Re: Increase RPCSVC_MAXPAYLOAD to 8M?

Cedric Blancher <cedric.blancher@xxxxxxxxx> · Thu, 6 Feb 2025 09:45:10 +0100

On Wed, 29 Jan 2025 at 16:02, Chuck Lever <chuck.lever@xxxxxxxxxx> wrote:
>
> On 1/29/25 2:32 AM, Cedric Blancher wrote:
> > On Wed, 22 Jan 2025 at 11:07, Cedric Blancher <cedric.blancher@xxxxxxxxx> wrote:
> >>
> >> Good morning!
> >>
> >> IMO it might be good to increase RPCSVC_MAXPAYLOAD to at least 8M,
> >> giving the NFSv4.1 session mechanism some headroom for negotiation.
> >> For over a decade the default value is 1M (1*1024*1024u), which IMO
> >> causes problems with anything faster than 2500baseT.
> >
> > The 1MB limit was defined when 10base5/10baseT was the norm, and
> > 100baseT (100mbit) was "fast".
> >
> > Nowadays 1000baseT is the norm, 2500baseT is in premium *laptops*, and
> > 10000baseT is fast.
> > Just the 1MB limit is now in the way of EVERYTHING, including "large
> > send offload" and other acceleration features.
> >
> > So my suggestion is to increase the buffer to 4MB by default (2*2MB
> > hugepages on x86), and allow a tuneable to select up to 16MB.
>
> TL;DR: This has been on the long-term to-do list for NFSD for quite some
> time.
>
> We certainly want to support larger COMPOUNDs, but increasing
> RPCSVC_MAXPAYLOAD is only the first step.
>
> The biggest obstacle is the rq_pages[] array in struct svc_rqst.

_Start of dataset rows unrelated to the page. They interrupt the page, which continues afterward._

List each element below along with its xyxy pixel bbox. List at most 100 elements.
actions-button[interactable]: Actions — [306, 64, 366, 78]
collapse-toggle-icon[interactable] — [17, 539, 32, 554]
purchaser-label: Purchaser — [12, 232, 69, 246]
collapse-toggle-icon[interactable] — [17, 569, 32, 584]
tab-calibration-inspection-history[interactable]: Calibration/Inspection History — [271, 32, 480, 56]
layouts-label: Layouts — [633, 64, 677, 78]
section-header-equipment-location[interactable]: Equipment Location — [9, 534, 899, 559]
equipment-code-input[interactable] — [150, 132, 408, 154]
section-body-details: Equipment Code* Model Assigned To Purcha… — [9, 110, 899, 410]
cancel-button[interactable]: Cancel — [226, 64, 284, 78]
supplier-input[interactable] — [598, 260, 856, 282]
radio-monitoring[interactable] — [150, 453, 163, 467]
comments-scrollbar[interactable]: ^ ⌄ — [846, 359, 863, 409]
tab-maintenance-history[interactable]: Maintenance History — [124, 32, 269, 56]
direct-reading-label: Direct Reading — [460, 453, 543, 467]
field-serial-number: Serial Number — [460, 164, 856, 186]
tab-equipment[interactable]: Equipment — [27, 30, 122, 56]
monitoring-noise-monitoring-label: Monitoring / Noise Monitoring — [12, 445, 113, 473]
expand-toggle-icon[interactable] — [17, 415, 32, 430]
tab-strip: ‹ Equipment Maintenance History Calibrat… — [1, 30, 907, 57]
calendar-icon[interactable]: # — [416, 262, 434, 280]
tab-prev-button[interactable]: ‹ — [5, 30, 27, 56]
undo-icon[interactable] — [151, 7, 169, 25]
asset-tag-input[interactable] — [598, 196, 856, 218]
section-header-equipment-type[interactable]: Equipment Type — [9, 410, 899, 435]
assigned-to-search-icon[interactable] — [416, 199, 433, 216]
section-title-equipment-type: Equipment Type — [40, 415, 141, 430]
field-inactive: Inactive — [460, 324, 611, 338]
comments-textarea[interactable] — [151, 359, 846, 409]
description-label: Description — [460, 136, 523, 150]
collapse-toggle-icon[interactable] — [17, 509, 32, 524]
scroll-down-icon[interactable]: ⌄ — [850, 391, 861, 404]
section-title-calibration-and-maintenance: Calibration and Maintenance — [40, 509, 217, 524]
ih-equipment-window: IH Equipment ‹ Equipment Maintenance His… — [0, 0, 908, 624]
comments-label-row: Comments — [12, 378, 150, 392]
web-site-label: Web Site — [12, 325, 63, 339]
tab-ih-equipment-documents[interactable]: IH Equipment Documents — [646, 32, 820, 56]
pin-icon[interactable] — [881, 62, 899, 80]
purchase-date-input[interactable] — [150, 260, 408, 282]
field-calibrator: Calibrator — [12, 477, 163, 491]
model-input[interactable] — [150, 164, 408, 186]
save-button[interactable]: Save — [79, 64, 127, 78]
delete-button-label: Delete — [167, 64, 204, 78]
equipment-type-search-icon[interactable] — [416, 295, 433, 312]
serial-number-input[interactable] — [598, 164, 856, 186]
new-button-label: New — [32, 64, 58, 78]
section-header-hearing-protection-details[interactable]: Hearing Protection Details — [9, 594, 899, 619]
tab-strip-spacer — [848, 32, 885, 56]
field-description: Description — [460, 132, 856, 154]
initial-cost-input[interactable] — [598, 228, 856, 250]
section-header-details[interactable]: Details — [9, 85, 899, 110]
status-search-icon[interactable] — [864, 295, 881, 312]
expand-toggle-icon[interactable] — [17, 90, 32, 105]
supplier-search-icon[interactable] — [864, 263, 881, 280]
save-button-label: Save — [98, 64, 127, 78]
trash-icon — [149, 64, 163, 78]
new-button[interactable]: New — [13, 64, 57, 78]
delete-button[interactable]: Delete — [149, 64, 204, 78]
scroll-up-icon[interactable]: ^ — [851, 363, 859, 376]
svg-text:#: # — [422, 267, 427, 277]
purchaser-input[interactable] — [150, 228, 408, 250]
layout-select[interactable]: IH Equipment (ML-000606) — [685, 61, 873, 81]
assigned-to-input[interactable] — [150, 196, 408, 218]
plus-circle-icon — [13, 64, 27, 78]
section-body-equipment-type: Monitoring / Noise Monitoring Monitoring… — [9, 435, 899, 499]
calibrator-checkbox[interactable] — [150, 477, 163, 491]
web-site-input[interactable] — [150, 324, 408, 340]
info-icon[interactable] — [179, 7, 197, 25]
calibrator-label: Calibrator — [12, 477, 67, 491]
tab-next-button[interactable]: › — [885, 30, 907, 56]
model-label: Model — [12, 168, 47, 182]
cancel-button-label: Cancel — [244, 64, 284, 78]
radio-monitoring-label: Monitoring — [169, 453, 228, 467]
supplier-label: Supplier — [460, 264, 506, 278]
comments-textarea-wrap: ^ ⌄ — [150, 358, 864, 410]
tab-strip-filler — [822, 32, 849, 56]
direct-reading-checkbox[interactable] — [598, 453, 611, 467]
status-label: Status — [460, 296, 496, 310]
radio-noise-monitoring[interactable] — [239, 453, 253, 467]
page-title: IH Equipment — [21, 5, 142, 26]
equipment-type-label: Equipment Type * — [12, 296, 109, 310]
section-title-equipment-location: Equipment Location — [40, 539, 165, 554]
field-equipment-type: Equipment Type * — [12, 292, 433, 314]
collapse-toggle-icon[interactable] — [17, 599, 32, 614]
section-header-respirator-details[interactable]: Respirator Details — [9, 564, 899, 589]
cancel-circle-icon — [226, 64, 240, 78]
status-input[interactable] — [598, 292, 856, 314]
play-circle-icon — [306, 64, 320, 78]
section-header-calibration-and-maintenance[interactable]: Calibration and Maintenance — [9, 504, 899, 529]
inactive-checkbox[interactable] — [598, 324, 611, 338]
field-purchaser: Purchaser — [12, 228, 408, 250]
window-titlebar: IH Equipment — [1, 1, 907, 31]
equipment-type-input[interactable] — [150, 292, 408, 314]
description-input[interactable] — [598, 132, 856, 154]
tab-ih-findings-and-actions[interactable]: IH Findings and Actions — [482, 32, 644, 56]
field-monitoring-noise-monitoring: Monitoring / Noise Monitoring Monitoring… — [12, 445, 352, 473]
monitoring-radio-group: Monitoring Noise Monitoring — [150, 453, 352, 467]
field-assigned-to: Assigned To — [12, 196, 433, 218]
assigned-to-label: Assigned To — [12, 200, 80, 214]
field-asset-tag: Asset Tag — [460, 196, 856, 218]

Today
> it has 259 entries. Quadrupling that would make the array itself
> multiple pages in size, and there's one of these for each nfsd thread.
>
> We are working on replacing the use of page arrays with folios, which
> would make this infrastructure significantly smaller and faster, but it
> depends on folio support in all the kernel APIs that NFSD makes use of.
> That situation continues to evolve.
>
> An equivalent issue exists in the Linux NFS client.
>
> Increasing this capability on the server without having a client that
> can make use of it doesn't seem wise.
>
> You can try increasing the value of RPCSVC_MAXPAYLOAD yourself and try
> some measurements to help make the case (and analyze the operational
> costs). I think we need some confidence that increasing the maximum
> payload size will not unduly impact small I/O.
>
> Re: a tunable: I'm not sure why someone would want to tune this number
> down from the maximum. You can control how much total memory the server
> consumes by reducing the number of nfsd threads.
>

I want a tuneable for TESTING, i.e. lower default (for now), but allow
people to grab a stock Linux kernel, increase tunable, and do testing.
Not everyone is happy with doing the voodoo of self-build testing,
even more so in the (dark) "Age Of SecureBoot", where a signed kernel
is mandatory. Therefore: Tuneable.

Ced
-- 
Cedric Blancher <cedric.blancher@xxxxxxxxx>
[https://plus.google.com/u/0/+CedricBlancher/]
Institute Pasteur